Poème 'La Fille de Jephté' de Alfred de VIGNY dans 'Poèmes antiques et modernes'

La Fille de Jephté

Alfred de VIGNY
Recueil : "Poèmes antiques et modernes"

« Et de là vient la coutume qui
s’est toujours observée depuis en Israël,
Que toutes les filles d’Israël s’assemblent
une fois l’année, pour pleurer la
fille de Jephté de Galaad
pendant quatre jours. »
Juges, ch. IX, V. 40.

Voilà ce qu’ont chanté les filles d’Israël,
Et leurs pleurs ont coulé sur l’herbe du Carmel :

— Jephté de Galaad a ravagé trois villes ;
Abel ! la flamme a lui sur tes vignes fertiles !
Aroër sous la cendre éteignit ses chansons,
Et Mennith s’est assise en pleurant ses moissons !

Tous les guerriers d’Ammon sont détruits, et leur terre
Du Seigneur notre Dieu reste la tributaire.
Israël est vainqueur, et par ses cris perçants
Reconnaît du Très-Haut les secours tout-puissants.

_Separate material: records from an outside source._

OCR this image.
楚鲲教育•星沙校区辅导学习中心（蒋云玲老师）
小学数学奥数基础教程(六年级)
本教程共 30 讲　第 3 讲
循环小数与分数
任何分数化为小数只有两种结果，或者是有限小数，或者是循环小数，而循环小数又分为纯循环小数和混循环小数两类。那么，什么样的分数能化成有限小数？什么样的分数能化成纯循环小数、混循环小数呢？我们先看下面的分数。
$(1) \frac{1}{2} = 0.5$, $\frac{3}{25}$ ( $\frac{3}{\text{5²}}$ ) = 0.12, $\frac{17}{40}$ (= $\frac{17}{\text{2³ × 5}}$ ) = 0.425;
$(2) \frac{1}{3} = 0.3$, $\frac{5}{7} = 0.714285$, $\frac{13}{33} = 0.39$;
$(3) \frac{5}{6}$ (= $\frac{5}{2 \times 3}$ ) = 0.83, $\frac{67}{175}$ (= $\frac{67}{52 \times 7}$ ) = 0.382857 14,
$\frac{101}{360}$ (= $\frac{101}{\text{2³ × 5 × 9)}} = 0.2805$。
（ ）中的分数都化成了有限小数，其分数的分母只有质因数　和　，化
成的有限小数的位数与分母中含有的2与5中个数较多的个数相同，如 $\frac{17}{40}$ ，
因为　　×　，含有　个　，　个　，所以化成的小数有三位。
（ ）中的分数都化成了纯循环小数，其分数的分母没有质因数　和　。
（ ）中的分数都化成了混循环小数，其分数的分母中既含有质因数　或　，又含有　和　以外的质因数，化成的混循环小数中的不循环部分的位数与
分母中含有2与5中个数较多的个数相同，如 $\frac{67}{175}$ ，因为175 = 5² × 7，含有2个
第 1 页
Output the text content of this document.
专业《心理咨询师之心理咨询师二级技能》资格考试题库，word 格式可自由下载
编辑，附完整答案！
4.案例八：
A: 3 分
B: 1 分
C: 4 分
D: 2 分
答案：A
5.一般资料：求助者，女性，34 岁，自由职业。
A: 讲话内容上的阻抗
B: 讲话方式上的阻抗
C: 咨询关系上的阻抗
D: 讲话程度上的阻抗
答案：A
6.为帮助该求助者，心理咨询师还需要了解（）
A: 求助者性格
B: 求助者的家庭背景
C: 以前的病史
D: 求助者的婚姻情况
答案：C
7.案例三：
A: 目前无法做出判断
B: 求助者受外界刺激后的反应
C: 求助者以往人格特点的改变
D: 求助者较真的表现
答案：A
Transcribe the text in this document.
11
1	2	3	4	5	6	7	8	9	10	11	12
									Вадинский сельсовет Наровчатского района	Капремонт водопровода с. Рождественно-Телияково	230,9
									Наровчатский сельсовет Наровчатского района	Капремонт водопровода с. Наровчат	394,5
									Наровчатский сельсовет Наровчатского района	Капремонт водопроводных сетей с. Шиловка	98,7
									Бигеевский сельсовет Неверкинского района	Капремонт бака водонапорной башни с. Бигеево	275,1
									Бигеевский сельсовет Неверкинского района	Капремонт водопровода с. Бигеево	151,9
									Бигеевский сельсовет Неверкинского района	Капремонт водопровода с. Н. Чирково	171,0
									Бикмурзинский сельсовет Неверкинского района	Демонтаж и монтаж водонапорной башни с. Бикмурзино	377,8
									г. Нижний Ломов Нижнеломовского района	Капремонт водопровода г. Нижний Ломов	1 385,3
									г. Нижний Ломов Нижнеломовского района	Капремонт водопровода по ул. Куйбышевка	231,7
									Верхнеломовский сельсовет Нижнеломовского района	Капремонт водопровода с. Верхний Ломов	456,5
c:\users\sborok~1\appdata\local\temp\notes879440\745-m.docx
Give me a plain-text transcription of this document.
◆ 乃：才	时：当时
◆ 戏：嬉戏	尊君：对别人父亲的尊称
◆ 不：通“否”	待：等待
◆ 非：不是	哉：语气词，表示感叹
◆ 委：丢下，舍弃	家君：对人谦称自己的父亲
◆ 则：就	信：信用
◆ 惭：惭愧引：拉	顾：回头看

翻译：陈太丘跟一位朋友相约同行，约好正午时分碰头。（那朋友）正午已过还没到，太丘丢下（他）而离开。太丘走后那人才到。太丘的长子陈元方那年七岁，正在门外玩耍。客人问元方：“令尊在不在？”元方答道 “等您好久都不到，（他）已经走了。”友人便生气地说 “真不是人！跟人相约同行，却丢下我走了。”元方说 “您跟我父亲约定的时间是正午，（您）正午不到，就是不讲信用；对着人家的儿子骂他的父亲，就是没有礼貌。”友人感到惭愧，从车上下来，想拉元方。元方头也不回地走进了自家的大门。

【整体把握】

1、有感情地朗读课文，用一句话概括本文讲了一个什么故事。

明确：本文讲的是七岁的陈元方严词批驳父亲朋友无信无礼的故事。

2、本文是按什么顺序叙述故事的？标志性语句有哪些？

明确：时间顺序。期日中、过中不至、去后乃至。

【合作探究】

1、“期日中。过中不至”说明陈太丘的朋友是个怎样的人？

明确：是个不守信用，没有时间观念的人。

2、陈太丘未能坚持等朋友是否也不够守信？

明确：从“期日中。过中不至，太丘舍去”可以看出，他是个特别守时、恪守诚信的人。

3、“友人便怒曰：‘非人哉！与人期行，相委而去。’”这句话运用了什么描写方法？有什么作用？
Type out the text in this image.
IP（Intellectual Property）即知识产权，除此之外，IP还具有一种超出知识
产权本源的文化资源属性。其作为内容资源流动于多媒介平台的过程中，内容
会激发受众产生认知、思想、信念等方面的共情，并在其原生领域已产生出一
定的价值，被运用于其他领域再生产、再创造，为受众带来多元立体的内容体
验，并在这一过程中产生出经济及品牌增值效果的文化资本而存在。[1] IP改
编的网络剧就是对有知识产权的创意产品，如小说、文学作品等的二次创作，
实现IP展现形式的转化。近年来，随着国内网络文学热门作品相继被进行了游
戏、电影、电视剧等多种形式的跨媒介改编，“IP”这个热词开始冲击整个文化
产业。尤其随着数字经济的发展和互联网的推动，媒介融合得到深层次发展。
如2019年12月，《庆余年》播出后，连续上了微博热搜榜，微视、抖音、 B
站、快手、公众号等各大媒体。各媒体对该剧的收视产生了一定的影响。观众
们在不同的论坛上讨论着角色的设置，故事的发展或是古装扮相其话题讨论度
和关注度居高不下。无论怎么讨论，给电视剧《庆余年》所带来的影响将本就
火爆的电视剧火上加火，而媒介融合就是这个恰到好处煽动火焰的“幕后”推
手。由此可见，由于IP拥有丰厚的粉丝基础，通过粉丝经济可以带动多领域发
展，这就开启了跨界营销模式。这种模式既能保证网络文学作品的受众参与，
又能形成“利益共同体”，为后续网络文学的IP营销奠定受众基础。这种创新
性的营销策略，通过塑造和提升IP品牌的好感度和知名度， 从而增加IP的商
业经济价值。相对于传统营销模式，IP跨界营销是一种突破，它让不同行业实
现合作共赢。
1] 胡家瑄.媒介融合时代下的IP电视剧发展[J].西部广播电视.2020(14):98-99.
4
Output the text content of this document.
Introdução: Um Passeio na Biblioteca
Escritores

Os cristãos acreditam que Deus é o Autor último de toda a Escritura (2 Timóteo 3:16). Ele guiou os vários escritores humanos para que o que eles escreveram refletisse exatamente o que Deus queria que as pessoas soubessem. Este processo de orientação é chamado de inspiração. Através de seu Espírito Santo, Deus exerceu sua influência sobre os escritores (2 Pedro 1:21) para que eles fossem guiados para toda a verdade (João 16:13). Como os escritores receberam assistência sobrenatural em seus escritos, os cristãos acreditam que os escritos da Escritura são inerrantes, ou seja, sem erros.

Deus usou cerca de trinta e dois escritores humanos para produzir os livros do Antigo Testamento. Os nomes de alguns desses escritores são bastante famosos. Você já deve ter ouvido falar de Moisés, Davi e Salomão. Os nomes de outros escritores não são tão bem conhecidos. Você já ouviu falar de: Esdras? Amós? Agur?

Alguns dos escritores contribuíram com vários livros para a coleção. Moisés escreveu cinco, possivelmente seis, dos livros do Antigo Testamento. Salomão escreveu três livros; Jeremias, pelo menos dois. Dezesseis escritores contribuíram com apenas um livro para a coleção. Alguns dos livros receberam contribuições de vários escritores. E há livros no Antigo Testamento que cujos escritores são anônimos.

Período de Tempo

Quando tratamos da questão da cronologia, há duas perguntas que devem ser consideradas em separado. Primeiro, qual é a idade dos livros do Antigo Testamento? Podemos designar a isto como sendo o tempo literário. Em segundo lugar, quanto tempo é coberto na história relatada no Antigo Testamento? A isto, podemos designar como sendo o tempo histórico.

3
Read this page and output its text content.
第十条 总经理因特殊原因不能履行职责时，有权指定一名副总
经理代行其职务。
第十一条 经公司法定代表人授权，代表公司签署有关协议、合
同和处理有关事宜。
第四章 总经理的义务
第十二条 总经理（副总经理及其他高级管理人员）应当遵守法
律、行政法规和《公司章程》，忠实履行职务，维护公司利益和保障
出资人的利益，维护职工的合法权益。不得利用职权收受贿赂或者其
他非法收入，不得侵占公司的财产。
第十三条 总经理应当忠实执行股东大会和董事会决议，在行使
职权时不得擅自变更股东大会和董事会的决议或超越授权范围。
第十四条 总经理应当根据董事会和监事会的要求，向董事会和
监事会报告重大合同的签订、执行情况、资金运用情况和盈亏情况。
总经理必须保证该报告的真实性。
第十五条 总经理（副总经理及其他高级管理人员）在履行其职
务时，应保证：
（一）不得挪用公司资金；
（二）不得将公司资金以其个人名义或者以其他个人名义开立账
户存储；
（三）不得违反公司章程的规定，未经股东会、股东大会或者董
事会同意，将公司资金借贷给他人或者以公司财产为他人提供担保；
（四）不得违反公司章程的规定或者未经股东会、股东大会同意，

À l’hymne universel que le désert répète
Se mêle en longs éclats le son de la trompette,
Et l’armée, en marchant vers les tours de Maspha,
Leur raconte de loin que Jephté triompha.

Le peuple tout entier tressaille de la fête.
— Mais le sombre vainqueur marche en baissant la tête ;
Sourd à ce bruit de gloire, et seul, silencieux,
Tout à coup il s’arrête, il a fermé ses yeux.

Il a fermé ses yeux, car, au loin, de la ville,
Les vierges, en chantant, d’un pas lent et tranquille,
Venaient ; il entrevoit le chœur religieux ;
C’est pourquoi, plein de crainte, il a fermé ses yeux.

Il entend le concert qui s’approche et l’honore :
La harpe harmonieuse et le tambour sonore,
Et la lyre aux dix voix, et le kinnor, léger,
Et les sons argentins du nebel étranger,

Puis, de plus près, les chants, leurs paroles pieuses,
Et les pas mesurés en des danses joyeuses,
Et, par des bruits flatteurs, les mains frappant les mains,
Et de rameaux fleuris parfumant les chemins.

Ses genoux ont tremblé sous le poids de ses armes ;
Sa paupière s’entr’ouvre à ses premières larmes :
C’est que, parmi les voix, le père a reconnu
La voix la plus aimée à ce chant ingénu :

— « Ô vierges d’Israël ! ma couronne s’apprête
La première à parer les cheveux de sa tête ;
C’est mon père, et jamais un autre enfant que moi
N’augmenta la famille heureuse sous sa loi. »

Et ses bras à Jephté donnés avec tendresse,
Suspendant à son col leur pieuse caresse :
« Mon père, embrassez-moi ! D’où naissent vos retards ?
Je ne vois que vos pleurs et non pas vos regards.

Je n’ai point oublié l’encens du sacrifice :
J’offrais pour vous hier la naissante génisse.
Qui peut vous affliger ? Le Seigneur n’a-t-il pas
Renversé les cités au seul bruit de vos pas ? »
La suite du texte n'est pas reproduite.